Our friend had been surprised to learn that we were Catholic, and he had clearly been thinking about it because he suddenly announced, "I think of myself as spiritual, I'm just not religious."
"I'm religious because I'm not spiritual," Mark responded. Left to himself, he explained, he tended to be self-centered to a fault. Practicing Christianity pushed him to focus on the good of others, which made him a better husband, father, and friend. It sustained him in his commitment to Dawna when his inclinations were to focus on himself.
The more we give of ourselves, the more we must replenish. Sometimes our marriage sustains us. But sometimes we have to sustain our marriage. When those times come, what sustains us?

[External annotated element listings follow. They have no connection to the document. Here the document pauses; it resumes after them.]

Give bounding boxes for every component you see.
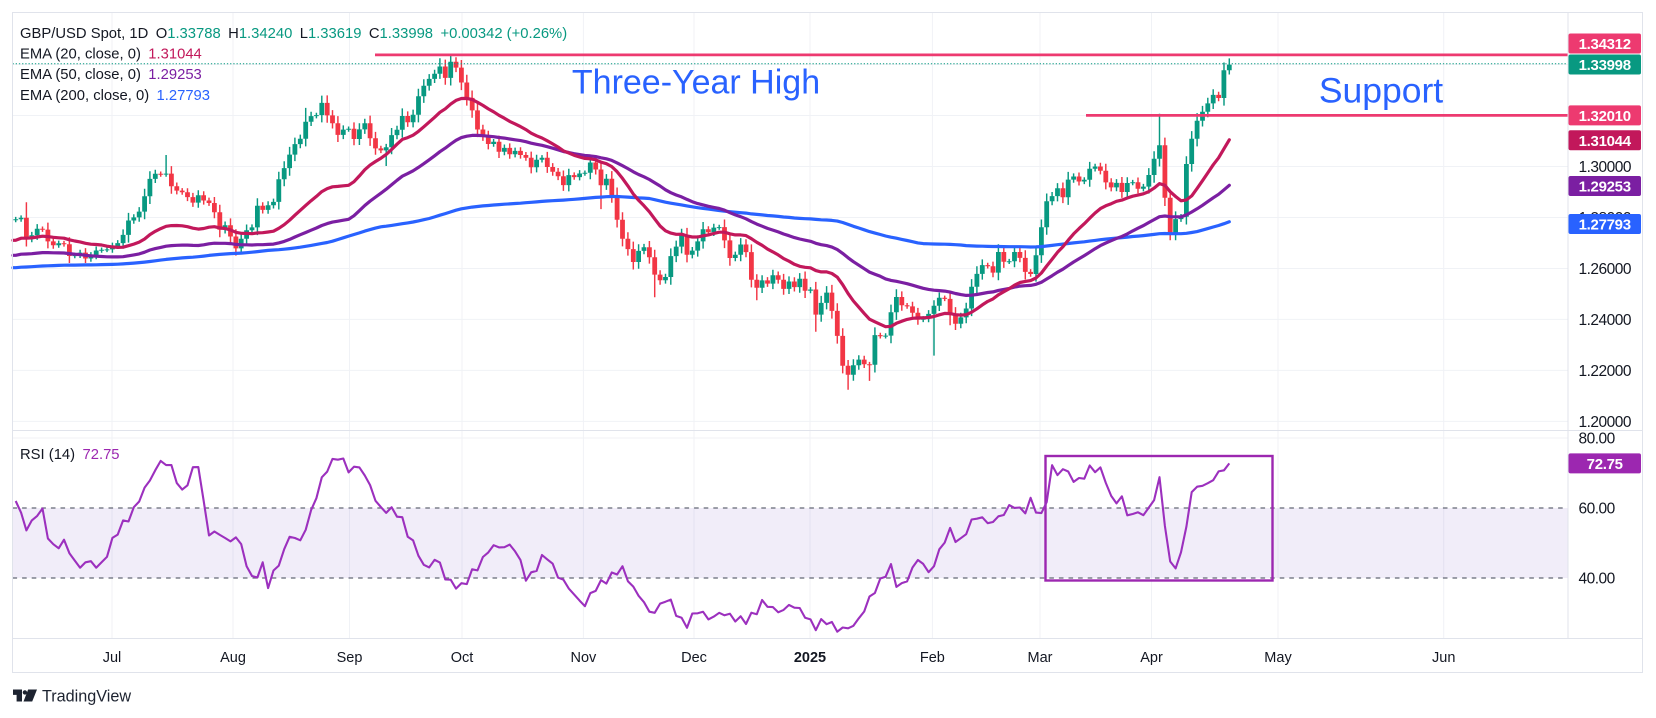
svg-text:1.34312: 1.34312 <box>1579 36 1631 53</box>
svg-text:Jul: Jul <box>103 650 122 666</box>
svg-text:Three-Year High: Three-Year High <box>572 64 820 102</box>
svg-text:Aug: Aug <box>220 650 246 666</box>
svg-text:EMA (50, close, 0) 1.29253: EMA (50, close, 0) 1.29253 <box>20 67 202 83</box>
svg-text:1.20000: 1.20000 <box>1579 414 1632 431</box>
svg-text:Jun: Jun <box>1432 650 1455 666</box>
svg-text:60.00: 60.00 <box>1579 501 1616 518</box>
svg-text:EMA (200, close, 0) 1.27793: EMA (200, close, 0) 1.27793 <box>20 88 210 104</box>
svg-text:1.24000: 1.24000 <box>1579 312 1632 329</box>
svg-text:May: May <box>1264 650 1292 666</box>
svg-text:1.32010: 1.32010 <box>1579 108 1631 125</box>
svg-text:RSI (14) 72.75: RSI (14) 72.75 <box>20 447 120 463</box>
svg-text:72.75: 72.75 <box>1587 456 1623 473</box>
svg-text:Sep: Sep <box>337 650 363 666</box>
svg-text:Dec: Dec <box>681 650 707 666</box>
svg-text:Nov: Nov <box>571 650 598 666</box>
svg-text:80.00: 80.00 <box>1579 430 1616 447</box>
svg-text:1.33998: 1.33998 <box>1579 57 1631 74</box>
svg-text:Mar: Mar <box>1028 650 1053 666</box>
svg-text:Feb: Feb <box>920 650 945 666</box>
svg-text:1.30000: 1.30000 <box>1579 159 1632 176</box>
svg-text:2025: 2025 <box>794 650 826 666</box>
svg-text:GBP/USD Spot, 1D O1.33788 H1.3: GBP/USD Spot, 1D O1.33788 H1.34240 L1.33… <box>20 26 567 42</box>
svg-text:EMA (20, close, 0) 1.31044: EMA (20, close, 0) 1.31044 <box>20 47 202 63</box>
svg-text:1.29253: 1.29253 <box>1579 179 1631 196</box>
svg-text:TradingView: TradingView <box>42 688 131 706</box>
svg-text:Oct: Oct <box>451 650 474 666</box>
svg-text:Apr: Apr <box>1140 650 1163 666</box>
svg-text:1.26000: 1.26000 <box>1579 261 1632 278</box>
svg-text:1.27793: 1.27793 <box>1579 217 1631 234</box>
svg-text:Support: Support <box>1319 71 1443 111</box>
svg-text:1.22000: 1.22000 <box>1579 363 1632 380</box>
svg-text:40.00: 40.00 <box>1579 571 1616 588</box>
svg-text:1.31044: 1.31044 <box>1579 133 1632 150</box>
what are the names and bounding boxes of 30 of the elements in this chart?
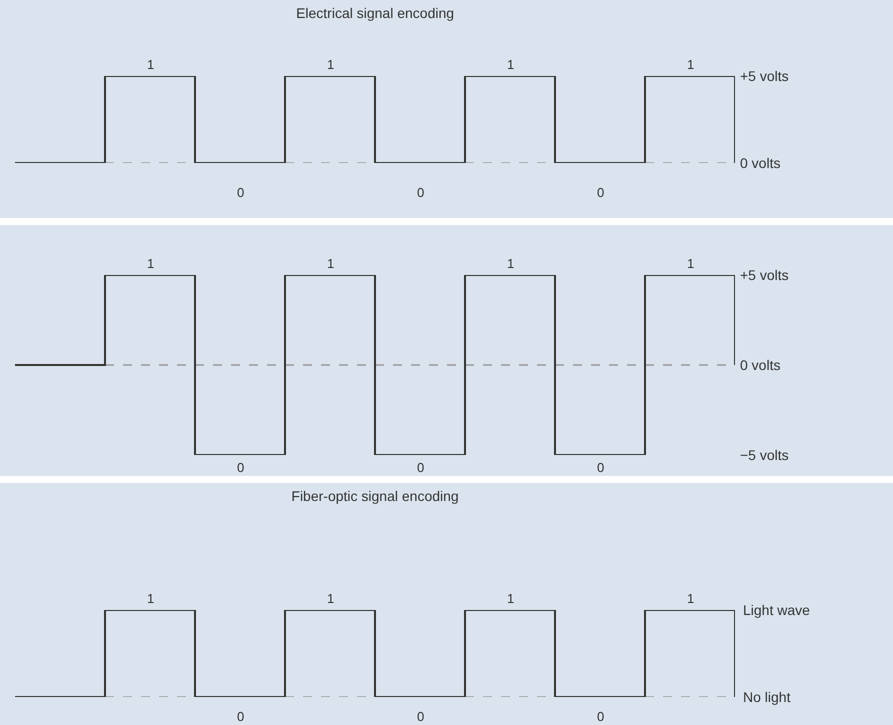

"I am the vine, and you are the branches," Jesus says in this week's Gospel. A branch by itself withers and dies, but a branch that is part of a vine is healthy and bears fruit.
Research shows that healthy relationships can reduce stress and improve your overall health and sense of well being. But those who have suffered childhood traumas, who enter relationships with fears and anxieties, who struggle with social skills or face other relationship challenges, must find sources of energy to help them establish, grow, and maintain relationships.
We have traveled the world, and we have lived extended periods in Egypt, India and Luxembourg. We have friends with great marriages who are Hindu and Muslim, as well as Coptic, Orthodox and various Protestant denominations of Christian. Our own focus has been on Catholic teachings about marriage because these are the ideas and concepts that offered guides and signposts and sometimes flashing warning signals in our own marriage, which as of this writing has lasted for forty years.